The size of the entire project was initially much more narrow, however I decided to expand the view to show more of the solar system, especially the movement of the planets.

Each version of the 2D project, which was a lot of the time I spent on this project, denoted some sort of change to the project. One version included the edition of classes for organizational purposes. Another was the change from circular motion to translations and rotation, which I’ll talk about more in a moment. While I won’t get into what each versions change was, I know that each one was a version I wanted to keep, so that I could go back and look at my progress and see how the project grew, both metaphorically and literally.

Initially, I had used circular motion to make the planets move around the sun. I included a background in the draw function, making it so that only one of each planet appeared at a time. However, after learning to use translations and rotation instead to create circular motion, I found it to be a lot easier to use, and also a lot easier to edit. Changing the circular motion to fit the needs of the piece proved to be a bit more difficult than using simple translations and rotation, which more often included whole numbers or decimals, rather than the more complicated decimals that can be involved in circular motion.

I added a few things to the 2D version before moving on to the next step. Once I saw the layers of rotation you could create using translations and rotation, I added a moon rotating around Earth, and later the two that rotate around Mars. I had also added a comet, originally made to be a shooting star but it came out looking more like a comet, that goes across the top of the project through the sky. I added a second rocketship, both of them having little aliens sitting atop them, like a little squadron of them. Finally, I added a loop of lines made up to look like stars, to fill in the blank space behind the planets.

Once I started to make really good progress with the 2D versions of the project, the idea of using 3D presented itself. Angela provided a wonderful tutorial on how to make a solar system in 3D. The tutorial itself was a bit different than the code I was used to, a bit more complicated, and the end result was also different than what I was trying to achieve. So I watched the tutorial and coded along with it. After that, I infused that code with my own to create a 3D version of my piece, where the planets and the sun are 3D objects. The tutorial also used wraps on the planets (a real image of the planets that wraps around the spheres), which I thought was a great idea, and I also used those on my planets. I also added a background image of real stars, to match the realistic look that the planets had, as opposed to the loop I had used before, which just didn’t match the look I was going for due to the disorganized look of them. I wanted the project to look more polished.

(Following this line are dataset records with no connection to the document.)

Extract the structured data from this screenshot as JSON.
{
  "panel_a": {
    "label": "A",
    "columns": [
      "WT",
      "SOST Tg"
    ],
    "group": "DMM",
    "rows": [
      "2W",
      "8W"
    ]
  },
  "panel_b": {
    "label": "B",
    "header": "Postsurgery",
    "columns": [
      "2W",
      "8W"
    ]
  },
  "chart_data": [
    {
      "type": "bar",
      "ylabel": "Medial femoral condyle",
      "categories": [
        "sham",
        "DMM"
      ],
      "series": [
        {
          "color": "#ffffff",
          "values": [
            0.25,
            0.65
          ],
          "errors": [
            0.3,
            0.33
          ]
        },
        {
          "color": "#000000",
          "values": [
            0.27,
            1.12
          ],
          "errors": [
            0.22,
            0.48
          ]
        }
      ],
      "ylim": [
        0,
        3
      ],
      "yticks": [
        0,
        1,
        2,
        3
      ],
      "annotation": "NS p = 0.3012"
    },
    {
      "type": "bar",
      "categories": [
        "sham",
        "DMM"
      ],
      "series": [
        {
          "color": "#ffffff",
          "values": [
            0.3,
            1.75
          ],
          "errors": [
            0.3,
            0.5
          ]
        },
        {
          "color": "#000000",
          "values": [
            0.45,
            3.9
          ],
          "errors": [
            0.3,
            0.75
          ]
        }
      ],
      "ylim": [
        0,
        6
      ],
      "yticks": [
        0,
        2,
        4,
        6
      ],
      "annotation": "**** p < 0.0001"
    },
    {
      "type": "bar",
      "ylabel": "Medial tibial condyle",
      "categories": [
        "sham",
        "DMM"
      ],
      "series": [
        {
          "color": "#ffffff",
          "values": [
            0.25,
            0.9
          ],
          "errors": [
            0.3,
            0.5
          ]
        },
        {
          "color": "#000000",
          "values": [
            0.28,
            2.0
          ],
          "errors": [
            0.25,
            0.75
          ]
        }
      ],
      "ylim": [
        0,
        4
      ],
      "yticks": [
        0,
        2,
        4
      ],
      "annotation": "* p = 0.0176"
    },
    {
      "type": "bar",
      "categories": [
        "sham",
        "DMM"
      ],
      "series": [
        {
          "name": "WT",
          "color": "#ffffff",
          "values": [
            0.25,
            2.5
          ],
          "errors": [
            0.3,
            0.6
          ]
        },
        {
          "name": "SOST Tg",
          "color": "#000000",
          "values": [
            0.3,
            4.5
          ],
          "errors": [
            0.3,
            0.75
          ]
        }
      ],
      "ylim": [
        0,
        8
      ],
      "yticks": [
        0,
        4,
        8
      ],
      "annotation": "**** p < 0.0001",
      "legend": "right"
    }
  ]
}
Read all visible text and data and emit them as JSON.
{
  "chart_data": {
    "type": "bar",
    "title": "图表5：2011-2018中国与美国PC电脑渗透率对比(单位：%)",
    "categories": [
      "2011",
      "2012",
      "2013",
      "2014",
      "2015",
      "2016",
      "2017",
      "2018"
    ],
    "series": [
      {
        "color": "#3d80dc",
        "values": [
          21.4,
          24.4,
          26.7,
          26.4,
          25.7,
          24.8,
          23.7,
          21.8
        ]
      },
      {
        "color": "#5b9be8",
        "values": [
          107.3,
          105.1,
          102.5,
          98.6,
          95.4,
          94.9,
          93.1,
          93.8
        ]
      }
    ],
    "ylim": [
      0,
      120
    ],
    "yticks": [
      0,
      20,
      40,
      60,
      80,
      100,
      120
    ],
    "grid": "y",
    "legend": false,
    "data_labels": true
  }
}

The final change I made was changing the speeds of the planets in the 3D version. At first, I really liked the faster speed, because then it was clear that the planets were moving at different speeds and you could watch it go round and round. However, with the 3D version, there is so much detail that you miss when it goes fast, so I slowed it way down. Now, you can see the beautiful detail of the planets.

I think my favorite part about this whole project is the ways it has and can still evolve. A large project like this can almost never be called finished, you just have to decide when you’re done. I could easily go back to this piece and add different things, like asteroids for example, into the piece. That’s been the fun part about coding for me, is just messing around and adding things, watching and seeing what makes it more dynamic. While I am calling the project done for now, I could definitely come back to this piece some day and add more. And I think that’s wonderful.